First among the three formula citations that support this Gospel is a reference from Hosea 11:1 “Out of Egypt I called my Son” Matthew 2:15 principally referring to the exodus of the Israelites from Egypt initiated by God and enacted through Moses. Matthew would of course have acknowledged this meaning, but he was also reveling that this text looked backward and forward. Just as the coming of Jesus would effect a new genesis for humankind, so also it would bring about a new exodus. As was Israel in the past; so now would Jesus the Son of God be called through Joseph’s dream out of Egypt to the Promised Land where he would accomplish the ultimate deliverance from slavery to sin for all humanity. Matthew 2:17

The second citation recalls Rachel weeping for her children at Ramah referring to the suffering of the innocents under Herod at the time of Jesus’ birth as well as pointing to the suffering of Jesus on Calvary. Though he was blameless, he sacrificed himself because of our sins to save us from total annihilation.

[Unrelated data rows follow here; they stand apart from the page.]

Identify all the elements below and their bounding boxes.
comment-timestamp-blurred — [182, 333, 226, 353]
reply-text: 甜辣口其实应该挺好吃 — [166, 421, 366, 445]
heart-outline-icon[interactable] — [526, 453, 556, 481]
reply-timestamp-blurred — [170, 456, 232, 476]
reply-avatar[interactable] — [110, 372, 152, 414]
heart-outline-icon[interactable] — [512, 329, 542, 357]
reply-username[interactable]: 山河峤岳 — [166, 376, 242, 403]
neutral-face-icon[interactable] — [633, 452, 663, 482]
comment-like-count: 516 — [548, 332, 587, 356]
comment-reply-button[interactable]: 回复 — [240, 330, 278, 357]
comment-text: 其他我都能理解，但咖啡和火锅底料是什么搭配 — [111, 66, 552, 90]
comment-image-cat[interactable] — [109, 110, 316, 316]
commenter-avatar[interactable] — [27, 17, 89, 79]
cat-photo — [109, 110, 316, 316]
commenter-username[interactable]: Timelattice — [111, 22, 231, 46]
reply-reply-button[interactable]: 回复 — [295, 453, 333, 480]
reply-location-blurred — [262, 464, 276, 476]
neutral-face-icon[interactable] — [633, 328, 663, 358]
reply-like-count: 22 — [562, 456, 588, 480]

The third dream establishes hometown roots of Jesus. After Herod’s death, Jesus and his family returned to Israel as per the advice of an angel in Joseph’s dream. The specific words “He shall be called a Nazarean” Matthew 2:23 means ‘an inhabitant of Nazareth’ Then the word Nazir means: “one who is consecrated to God” Numbers 6:1-23 while Netzer means “branch” Isaiah 11:1. Calling Jesus a Nazarean cast him in light of both of these references. He was, indeed, consecrated to God. He was the branch that would come forth from the stump of Jesse to be in David’s line in order to bring peace, justice, forgiveness and redemption to people exiled from God through sin. What Joseph dreamed, we have the privilege to live.

In this era and time we have to congratulate the families that have remained true to ideals by retaining best values of our African and Christian family. We have to guard against some virulent ideological poisons from abroad claiming to be ‘modern culture’. Those that are married should continue to welcome children as gift from God and train them in the knowledge and fear of God. We should be aware that many of our families are under great stress; that is why we call on governments and civil authorities to remember that a nation whose legislation destroys its own families does so at its own detriment.


Our families today need understanding in order to grow into a peaceful community. Like millions of other fathers, St. Joseph faced a crisis of responsibility yet he persevered to the good completion. No matter circumstances, the family needs to respect the plan of God which is always bigger than our imagination. We have to know that love in the real world is harder than any dream but is possible to achieve. In our families, it is important that men learn how to be real men while women learn to be real women. Vocation into marriage in never for leisure but primarily for love and raising a family that is open to accept that children are not just unique persons but family members. Whatever sacrifices deemed necessary to fulfill this purpose must be considered worthwhile and personally fulfilling. Times and families have changed drastically, but the purpose of the Catholic family remains the same: to raise good citizens and form faithful Catholics. Modern family life allows little material time for the family to be together, however, whatever moment you get together use it as quality time and spend adding value to your family.